Multivariable time-dependent analysis of the impact of azacitidine in patients with lower-risk myelodysplastic syndrome and unfavorable specific lower-risk score

Scoring systems for lower-risk myelodysplastic syndrome (LR-MDS) recognize patients with a poorer than expected outcome. This study retrospectively analyzes the role of azacitidine in LR-MDS with adverse risk score and compared to an historical cohort treated with best supportive care or erythropoiesis-stimulating agents. Overall response to AZA was 40%. One and 2-year probabilities of survival were 62% and 45% for AZA vs. 25% and 11% (P=10(-4)). In a multivariable time-dependent analysis, response to AZA (CR/PR/HI) was associated with an improved survival (HR=0.234, 95% CI, 0.063-0.0863; P=0.029). Thrombocytopenia (<50 × 10(9)L(-1)) is confirmed as an adverse parameter in LR-MDS (HR=1.649, 95% CI, 1.012-2.687; P=0.045).
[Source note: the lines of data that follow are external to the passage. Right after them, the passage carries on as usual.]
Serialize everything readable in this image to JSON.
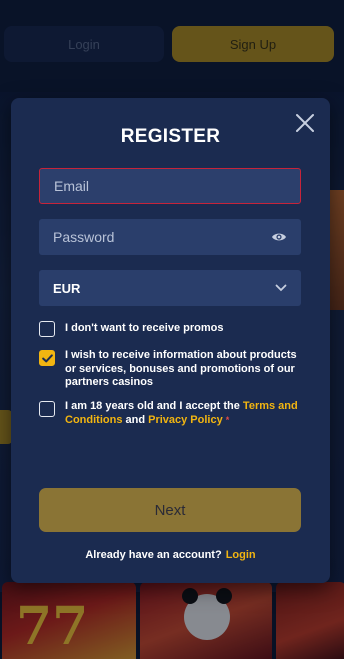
{
  "background": {
    "header": {
      "login_label": "Login",
      "signup_label": "Sign Up"
    },
    "game_tiles": [
      "slot-sevens",
      "panda-slot",
      "slot-tile"
    ]
  },
  "modal": {
    "title": "REGISTER",
    "close_icon": "close-icon",
    "email": {
      "placeholder": "Email",
      "value": ""
    },
    "password": {
      "placeholder": "Password",
      "value": "",
      "toggle_icon": "eye-icon"
    },
    "currency": {
      "selected": "EUR",
      "icon": "chevron-down-icon"
    },
    "checkboxes": {
      "no_promos": {
        "label": "I don't want to receive promos",
        "checked": false
      },
      "receive_info": {
        "label": "I wish to receive information about products or services, bonuses and promotions of our partners casinos",
        "checked": true
      },
      "age_terms": {
        "prefix": "I am 18 years old and I accept the ",
        "terms_link": "Terms and Conditions",
        "and": " and ",
        "privacy_link": "Privacy Policy",
        "required_mark": "*",
        "checked": false
      }
    },
    "next_label": "Next",
    "footer": {
      "text": "Already have an account?",
      "login_link": "Login"
    }
  },
  "colors": {
    "accent": "#f2b511",
    "modal_bg": "#1b2b50",
    "field_bg": "#2a3e6b",
    "error_border": "#c6243a",
    "next_button": "#8a7435"
  }
}
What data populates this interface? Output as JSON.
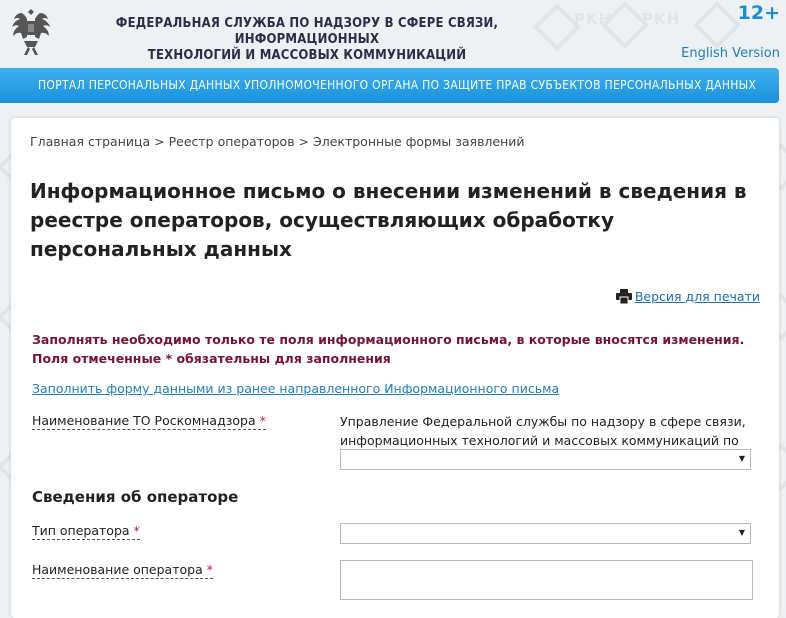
{
  "header": {
    "agency_line1": "ФЕДЕРАЛЬНАЯ СЛУЖБА ПО НАДЗОРУ В СФЕРЕ СВЯЗИ, ИНФОРМАЦИОННЫХ",
    "agency_line2": "ТЕХНОЛОГИЙ И МАССОВЫХ КОММУНИКАЦИЙ",
    "age_rating": "12+",
    "english_link": "English Version"
  },
  "portal": {
    "title": "ПОРТАЛ ПЕРСОНАЛЬНЫХ ДАННЫХ УПОЛНОМОЧЕННОГО ОРГАНА ПО ЗАЩИТЕ ПРАВ СУБЪЕКТОВ ПЕРСОНАЛЬНЫХ ДАННЫХ"
  },
  "breadcrumb": {
    "home": "Главная страница",
    "sep1": " > ",
    "registry": "Реестр операторов",
    "sep2": " > ",
    "current": "Электронные формы заявлений"
  },
  "page": {
    "title": "Информационное письмо о внесении изменений в сведения в реестре операторов, осуществляющих обработку персональных данных",
    "print_link": "Версия для печати",
    "notice": "Заполнять необходимо только те поля информационного письма, в которые вносятся изменения. Поля отмеченные * обязательны для заполнения",
    "fill_link": "Заполнить форму данными из ранее направленного Информационного письма"
  },
  "form": {
    "to_label": "Наименование ТО Роскомнадзора",
    "required_mark": "*",
    "to_value": "Управление Федеральной службы по надзору в сфере связи, информационных технологий и массовых коммуникаций по",
    "section_operator": "Сведения об операторе",
    "operator_type_label": "Тип оператора",
    "operator_name_label": "Наименование оператора",
    "dropdown_arrow": "▼"
  },
  "watermark": {
    "text": "PKH"
  }
}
Multivariate time-dependent comparison of the impact of lenalidomide in lower-risk myelodysplastic syndromes with chromosome 5q deletion

The impact of lenalidomide treatment on long‐term outcomes of patients with lower risk myelodysplastic syndromes (MDS) and chromosome 5q deletion (del(5q)) is unclear. This study used time‐dependent multivariate methodology to analyse the influence of lenalidomide therapy on overall survival (OS) and acute myeloblastic leukaemia (AML) progression in 215 patients with International Prognostic Scoring System (IPSS) low or intermediate‐1 risk and del(5q). There were significant differences in several relevant characteristics at presentation between patients receiving (n = 86) or not receiving lenalidomide (n = 129). The 5‐year time‐dependent probabilities of OS and progression to AML were 62% and 31% for patients receiving lenalidomide and 42% and 25% for patients not receiving lenalidomide; differences were not statistically significant in multivariate analysis that included all variables independently associated with those outcomes (OS, P = 0·45; risk of AML, P = 0·31, respectively). Achievement of RBC transfusion independency (P = 0·069) or cytogenetic response (P = 0·021) after lenalidomide was associated with longer OS in multivariate analysis. These data clearly show that response to lenalidomide results in a substantial clinical benefit in lower risk MDS patients with del(5q). Lenalidomide treatment does not appear to increase AML risk in this population of patients.

Design of the randomized, Phase III, QUAZAR AML Maintenance trial of CC-486 (oral azacitidine) maintenance therapy in acute myeloid leukemia

Older patients with acute myeloid leukemia (AML) have worse rates of complete remission and shorter overall survival than younger patients. The epigenetic modifier CC-486 is an oral formulation of azacitidine with promising clinical activity in patients with AML in Phase I studies. The Phase III, randomized, double-blind, placebo-controlled QUAZAR AML Maintenance trial (CC-486-AML-001) examines CC-486 maintenance therapy (300 mg/day for 14 days of 28-day treatment cycles) for patients aged ≥55 years with AML in first complete remission. The primary end point is overall survival. Secondary end points include relapse-free survival, safety, health-related quality of life and healthcare resource utilization. This trial will investigate whether CC-486 maintenance can prolong remission and improve survival for older patients with AML.

Characterization and prognostic implication of 17 chromosome abnormalities in myelodysplastic syndrome

The prognosis of chromosome 17 (chr17) abnormalities in patients with primary myelodysplastic syndrome (MDS) remains unclear. The revised International Prognostic Scoring System (IPSS-R) includes these abnormalities within the intermediate cytogenetic risk group. This study assessed the impact on overall survival (OS) and risk of acute myeloid leukemia transformation (AMLt) of chr17 abnormalities in 88 patients with primary MDS. We have compared this group with 1346 patients with primary MDS and abnormal karyotype without chr17 involved. The alterations of chr17 should be considered within group of poor prognosis. The different types of alterations of chromosome 17 behave different prognosis. The study confirms the intermediate prognostic impact of the i(17q), as stated in IPSS-R. The results of the study, however, provide valuable new information on the prognostic impact of alterations of chromosome 17 in complex karyotypes.